Municipalities are highlighting the need to have an EPR paper and packaging program through a recycling Notice of Motion. For example, City of Calgary Councillor Peter Demong brought a Notice of Motion to Council in February 2019 asking the city to work with AUMA, provincial government, industries, and Alberta municipalities to develop a baseline analysis that can inform the design of a provincial EPR program. AUMA Board of Directors already endorsed the motion. Several cities have done the same.
Alberta Recycling manages the province’s used oil, scrap tires, paint, and end-of-life electronic programs. Recycling fees for these programs have not changed for many years. The current fees do not cover the cost of operation. Many of the programs are not financially sustainable in the long run. This means municipalities will end up subsidizing these programs, paying for provincial government services.
Alberta municipalities should not be blamed for the provincial government’s lack of action and bad policies. It is time the Alberta government to make producers be responsible for their waste and work with Alberta Recycling to make our recycling programs more sustainable.
AUMA has developed a letter template municipalities can download and adapt to send to their MLAs outlining the need for provincial action to improve waste management in Alberta. A background document is available for further information.
Want to know more about EPR? Here are two infographics explaining the difference between EPR paper and packaging and today's municipal model for paper and packaging. Please also visit Recycling Council of Alberta: Extended Producer Responsibility Design Principles.
How do we reduce waste?
AUMA has adopted a three 3Rs hierarchy approach to waste management: reduce, reuse, recycle. When the 3Rs have been exhausted, recovery and disposal lie at the bottom of the hierarchy as last resorts. Click on the words in the pyramid to read more about each, including the role of municipalities and promising practices.
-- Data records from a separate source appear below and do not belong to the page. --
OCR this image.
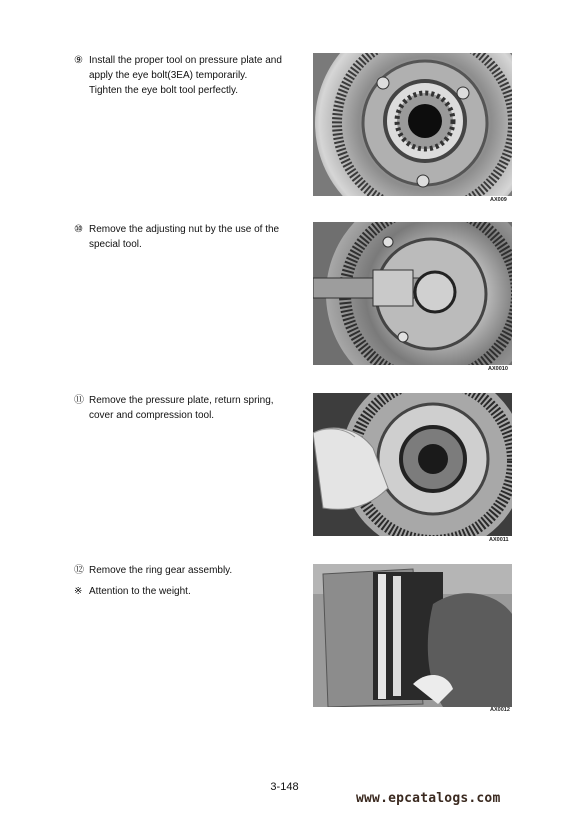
⑨ Install the proper tool on pressure plate and
apply the eye bolt(3EA) temporarily.
Tighten the eye bolt tool perfectly.
AX009
⑩ Remove the adjusting nut by the use of the
special tool.
AX0010
⑪ Remove the pressure plate, return spring,
cover and compression tool.
AX0011
⑫ Remove the ring gear assembly.
※ Attention to the weight.
AX0012
3-148
www.epcatalogs.com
Municipalities are increasingly collaborating to provide services to their residents and waste management is no exception. For example, the Capital Region Waste Minimization Advisory Committee (CRWMAC) provides a forum for all municipalities in the Capital Region area to share information and implement joint waste minimization strategies and solutions. Its Terms of Reference sets out a vision for the region to be a leader in waste minimization that strives to achieve greater than 80 per cent waste diversion.
The CRWMAC has developed the Capital Region Integrated Waste Management Plan (CRIWMP) to evaluate the “how to” and feasibility of achieving the target of diverting 80 per cent of waste. Documents related to the plan include the following:
- Memo on review of program implementation
- CRIWMP Assessment Tables
- CRIWMP Resource Planning Tables
- CRIWMP Program Summary
- CRIWMP Implementation Schedule
If you are not for zero waste, how much waste are you for?
Overall, waste reduction leading to Zero Waste is the end goal and philosophy behind our solid waste management strategy.
“Zero Waste means designing and managing products and processes to systematically avoid and eliminate the volume and toxicity of waste and materials, conserve and recover all resources, and not burn or bury them.” Zero Waste International Alliance
Find out how to move Towards Zero Waste.
Alberta has a long way to go to achieve this vision. Although municipalities across the province have implemented successful local recycling programs, Alberta is the most wasteful province in Canada. This poor result is partially due to Alberta’s outdated recycling regulations, some of which have not been updated since 1997.